In the weeks following Mitt Romney's defeat there has been much ado about the importance, nay, the necessity of the Republican Party making inroads with the Hispanic vote by the time of the next election. With a rapid growth rate that will make them about 30% of the population by 2050, there is a certain amount of inevitability to Republican outreach to Hispanics. The effort would hardly be awkward—after all, it has been said enough that Hispanics "are natural conservatives because they're hard working, family-oriented, and religious." While your author has found this to be mostly true in his frequent personal dealings with Hispanics, it misses two other important traits of the Hispanic voter: a communitarian reflex and skepticism toward free market economics.

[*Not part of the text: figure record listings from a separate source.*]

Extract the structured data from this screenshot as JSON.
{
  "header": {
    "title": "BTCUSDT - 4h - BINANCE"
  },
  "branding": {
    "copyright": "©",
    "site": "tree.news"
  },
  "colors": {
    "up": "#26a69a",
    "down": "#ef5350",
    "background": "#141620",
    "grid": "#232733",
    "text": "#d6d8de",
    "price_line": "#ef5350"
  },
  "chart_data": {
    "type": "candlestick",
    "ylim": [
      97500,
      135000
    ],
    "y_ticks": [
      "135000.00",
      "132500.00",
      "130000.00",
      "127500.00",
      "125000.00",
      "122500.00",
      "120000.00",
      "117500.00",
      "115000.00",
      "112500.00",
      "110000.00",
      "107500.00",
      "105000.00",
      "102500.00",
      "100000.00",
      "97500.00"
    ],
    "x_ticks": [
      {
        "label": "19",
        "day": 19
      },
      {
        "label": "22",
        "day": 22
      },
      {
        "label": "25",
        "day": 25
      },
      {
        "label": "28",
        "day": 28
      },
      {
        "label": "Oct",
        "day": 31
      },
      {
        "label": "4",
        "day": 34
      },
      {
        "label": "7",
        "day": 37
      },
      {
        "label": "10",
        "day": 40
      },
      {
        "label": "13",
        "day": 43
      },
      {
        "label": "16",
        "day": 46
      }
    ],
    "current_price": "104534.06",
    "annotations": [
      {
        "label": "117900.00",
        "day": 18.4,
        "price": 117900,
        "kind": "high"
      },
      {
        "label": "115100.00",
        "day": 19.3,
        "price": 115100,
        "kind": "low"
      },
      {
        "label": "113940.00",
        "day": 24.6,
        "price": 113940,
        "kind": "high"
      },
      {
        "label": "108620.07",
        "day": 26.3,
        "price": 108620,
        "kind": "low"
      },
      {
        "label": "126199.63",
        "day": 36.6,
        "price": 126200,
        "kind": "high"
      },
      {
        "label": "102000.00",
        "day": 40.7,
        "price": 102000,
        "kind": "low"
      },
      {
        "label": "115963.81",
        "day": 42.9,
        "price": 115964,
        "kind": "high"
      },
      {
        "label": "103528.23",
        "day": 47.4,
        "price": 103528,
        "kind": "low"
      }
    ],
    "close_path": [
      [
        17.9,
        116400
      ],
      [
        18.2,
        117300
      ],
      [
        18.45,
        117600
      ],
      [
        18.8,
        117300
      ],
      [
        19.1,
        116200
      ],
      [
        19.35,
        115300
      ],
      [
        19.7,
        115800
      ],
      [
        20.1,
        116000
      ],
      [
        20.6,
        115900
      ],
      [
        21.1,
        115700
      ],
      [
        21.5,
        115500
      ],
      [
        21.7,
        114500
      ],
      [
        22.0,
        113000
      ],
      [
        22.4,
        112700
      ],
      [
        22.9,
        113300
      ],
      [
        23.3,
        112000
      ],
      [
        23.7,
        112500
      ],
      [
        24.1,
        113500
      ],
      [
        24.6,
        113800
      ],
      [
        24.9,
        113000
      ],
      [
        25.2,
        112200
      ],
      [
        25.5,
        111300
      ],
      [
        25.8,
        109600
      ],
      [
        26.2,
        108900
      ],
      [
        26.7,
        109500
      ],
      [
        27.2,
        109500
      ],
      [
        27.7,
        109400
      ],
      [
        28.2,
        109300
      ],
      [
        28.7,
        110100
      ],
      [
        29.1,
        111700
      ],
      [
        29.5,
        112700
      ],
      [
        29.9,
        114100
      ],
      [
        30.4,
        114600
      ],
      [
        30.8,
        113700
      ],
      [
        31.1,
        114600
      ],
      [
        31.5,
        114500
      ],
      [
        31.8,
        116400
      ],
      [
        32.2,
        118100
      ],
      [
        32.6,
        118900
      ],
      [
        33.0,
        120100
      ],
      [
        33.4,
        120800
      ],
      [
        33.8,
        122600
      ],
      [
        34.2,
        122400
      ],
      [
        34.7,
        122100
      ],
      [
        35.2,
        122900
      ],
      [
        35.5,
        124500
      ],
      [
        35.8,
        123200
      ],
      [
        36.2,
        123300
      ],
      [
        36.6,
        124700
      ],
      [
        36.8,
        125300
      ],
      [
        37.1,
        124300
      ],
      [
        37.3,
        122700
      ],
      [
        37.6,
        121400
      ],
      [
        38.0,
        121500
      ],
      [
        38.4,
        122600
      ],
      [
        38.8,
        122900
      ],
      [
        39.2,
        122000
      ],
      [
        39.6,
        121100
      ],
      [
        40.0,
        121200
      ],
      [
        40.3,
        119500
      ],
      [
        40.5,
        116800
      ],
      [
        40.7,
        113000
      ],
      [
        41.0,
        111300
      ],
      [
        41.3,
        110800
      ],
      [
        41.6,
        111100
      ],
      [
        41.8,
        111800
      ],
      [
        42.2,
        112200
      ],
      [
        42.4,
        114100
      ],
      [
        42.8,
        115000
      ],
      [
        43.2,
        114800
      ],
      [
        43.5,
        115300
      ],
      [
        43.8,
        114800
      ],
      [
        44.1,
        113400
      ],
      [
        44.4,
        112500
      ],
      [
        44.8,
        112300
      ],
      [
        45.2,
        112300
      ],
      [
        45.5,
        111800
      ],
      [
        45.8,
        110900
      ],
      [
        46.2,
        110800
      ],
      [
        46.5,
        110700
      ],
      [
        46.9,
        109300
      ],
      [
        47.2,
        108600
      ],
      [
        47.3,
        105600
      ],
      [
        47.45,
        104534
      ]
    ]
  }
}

As long as the Republican Party continues to be the party of free market individualism, even just rhetorically, its share of the Hispanic vote will never grow.

Understanding the communitarian reflex among Hispanics requires an understanding of their cultural patrimony. Through the Spanish Empire, Latin America inherited a medieval, Catholic social structure; one marked not only by hierarchy but by a decentralized society thick with "intermediating bodies" such as the family unit, the parishes of the Church, the universities, the workingmen's guilds, the local authorities, etc. This is the sort of social vision the folks at ResPublica in the UK are working towards and to which traditionalist conservatives this side of the Atlantic are quite sympathetic to. In the United States, our culture (and therefore our politics) is marked by the cultural patrimony of Deist liberals and Calvinist work ethicists, combined with the Western pioneers and their "rugged individualism." This ethos has led to a neglect of the civil institutions, all the way down to the family unit itself, which is the last line of defense against government and market tyranny. An injection of communitarianism is what is needed and engaging Hispanics (otherwise eager in many cases to do as the Romans do and to assimilate to our Protestant-Individualist culture) in a fruitful way would be key to the success of such an effort.

The skepticism towards free market economics is easier to understand. After all, most Hispanics migrate to the U.S. for economic reasons. Mexicans in particular have the North American Free Trade Agreement and the neoliberal reforms that followed to blame for this decision. The actions of the International Monetary Fund and the World Bank can be credited for similarly motivating people from other parts of Latin America to look north for opportunity. Meanwhile our own workers find their jobs sent either south of the Rio Grande (to be worked with zero dignity in the maquilas) our to China or other places that do not afford their employees to work with the same dignity as we do. These white, blue collar workingmen were Nixon's Silent Majority. They were the Reagan Democrats. They were the Buchananites (to a smaller extent). And they were the men who sized up Mitt Romney the "vulture capitalist" in 2012 and did not vote for him. These are the beneficiaries of a communitarian politics that subordinates economics to the common good and, God willing, they will find that they are nearly the mirror image of the Hispanic migrant workers they are frequently pitted against.

Embracing immigration reform is a necessary but not sufficient condition for successful Republican outreach to Hispanics. It is necessary because many Hispanics view the desire to restrict immigration as a cultural hostility manifested into public policy. But it is not sufficient because Hispanics care about other issues just like everyone else; this is not a profound insight. A new civic conservatism that engages the communitarian instinct and orients the economy to serve families and local communities would not only save the Republican Party by appealing to a natural and promising constituency, it could—excuse the drama—very well save the country's soul.